This case was settled, but it was found that, 'Florida State University officials and Tallahassee police took steps to both hide, and then hinder, the criminal investigation into a rape allegation against the school's Heisman-trophy winning quarterback Jameis Winston' by Fox Sports.

Though the case was settled, and we are not one to drag a man's name through the mud for the sake of it, as Tom Jones (sports commentator) says, what Jameis must realise, 'Fairly or unfairly, that is a part of Winston's story and that means he must be even more careful when talking about how boys and girls are treated and viewed and should act.'

Now, something about this whole situation reminds us of this Amy Schumer sketch.

The Schumer sketch follows a new coach setting impossible targets for a football team, including the task of not raping.

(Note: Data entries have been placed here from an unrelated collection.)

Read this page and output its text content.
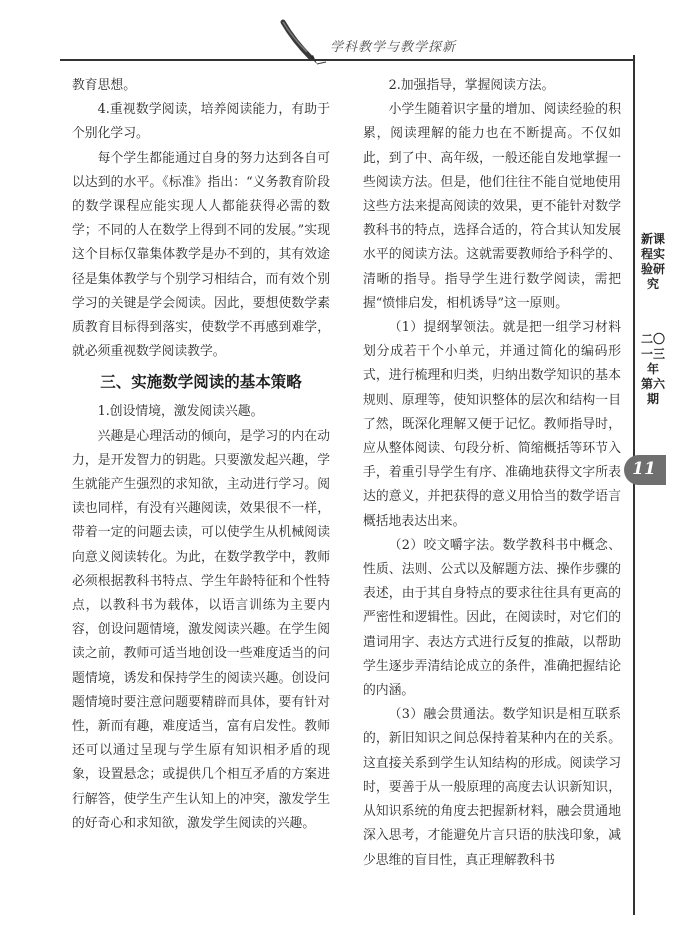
学科教学与教学探新
新课程实验研究
二〇一三年 第六期
11

教育思想。

4.重视数学阅读，培养阅读能力，有助于个别化学习。

每个学生都能通过自身的努力达到各自可以达到的水平。《标准》指出：“义务教育阶段的数学课程应能实现人人都能获得必需的数学；不同的人在数学上得到不同的发展。”实现这个目标仅靠集体教学是办不到的，其有效途径是集体教学与个别学习相结合，而有效个别学习的关键是学会阅读。因此，要想使数学素质教育目标得到落实，使数学不再感到难学，就必须重视数学阅读教学。

三、实施数学阅读的基本策略

1.创设情境，激发阅读兴趣。

兴趣是心理活动的倾向，是学习的内在动力，是开发智力的钥匙。只要激发起兴趣，学生就能产生强烈的求知欲，主动进行学习。阅读也同样，有没有兴趣阅读，效果很不一样，带着一定的问题去读，可以使学生从机械阅读向意义阅读转化。为此，在数学教学中，教师必须根据教科书特点、学生年龄特征和个性特点，以教科书为载体，以语言训练为主要内容，创设问题情境，激发阅读兴趣。在学生阅读之前，教师可适当地创设一些难度适当的问题情境，诱发和保持学生的阅读兴趣。创设问题情境时要注意问题要精辟而具体，要有针对性，新而有趣，难度适当，富有启发性。教师还可以通过呈现与学生原有知识相矛盾的现象，设置悬念；或提供几个相互矛盾的方案进行解答，使学生产生认知上的冲突，激发学生的好奇心和求知欲，激发学生阅读的兴趣。

2.加强指导，掌握阅读方法。

小学生随着识字量的增加、阅读经验的积累，阅读理解的能力也在不断提高。不仅如此，到了中、高年级，一般还能自发地掌握一些阅读方法。但是，他们往往不能自觉地使用这些方法来提高阅读的效果，更不能针对数学教科书的特点，选择合适的，符合其认知发展水平的阅读方法。这就需要教师给予科学的、清晰的指导。指导学生进行数学阅读，需把握“愤悱启发，相机诱导”这一原则。

（1）提纲挈领法。就是把一组学习材料划分成若干个小单元，并通过简化的编码形式，进行梳理和归类，归纳出数学知识的基本规则、原理等，使知识整体的层次和结构一目了然，既深化理解又便于记忆。教师指导时，应从整体阅读、句段分析、简缩概括等环节入手，着重引导学生有序、准确地获得文字所表达的意义，并把获得的意义用恰当的数学语言概括地表达出来。

（2）咬文嚼字法。数学教科书中概念、性质、法则、公式以及解题方法、操作步骤的表述，由于其自身特点的要求往往具有更高的严密性和逻辑性。因此，在阅读时，对它们的遣词用字、表达方式进行反复的推敲，以帮助学生逐步弄清结论成立的条件，准确把握结论的内涵。

（3）融会贯通法。数学知识是相互联系的，新旧知识之间总保持着某种内在的关系。这直接关系到学生认知结构的形成。阅读学习时，要善于从一般原理的高度去认识新知识，从知识系统的角度去把握新材料，融会贯通地深入思考，才能避免片言只语的肤浅印象，减少思维的盲目性，真正理解教科书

After the team struggle with the idea of not being able allowed to rape the new coach delivers a speech which darkly underpins a major trope of how society talks to men (particularly athletes) and then expects them not to to act as sexual predators.

He says,

How do I get through to you boys that Football isn't about rape? It's about violently dominating anyone that stands between you and what you want. You've got to get yourself into the mindset that you are Gods and you are entitles to this. That other team, they ain't just gonna lay down and give it to you, you've gotta go out there and take it.

Jameis, despite his good efforts, is perpetuating very harmful gender stereotypes.

But, he isn't the only one.

As we have said, anyone can fall victim to this kind of sexism, but we should pull each other up on it, and we should try to change.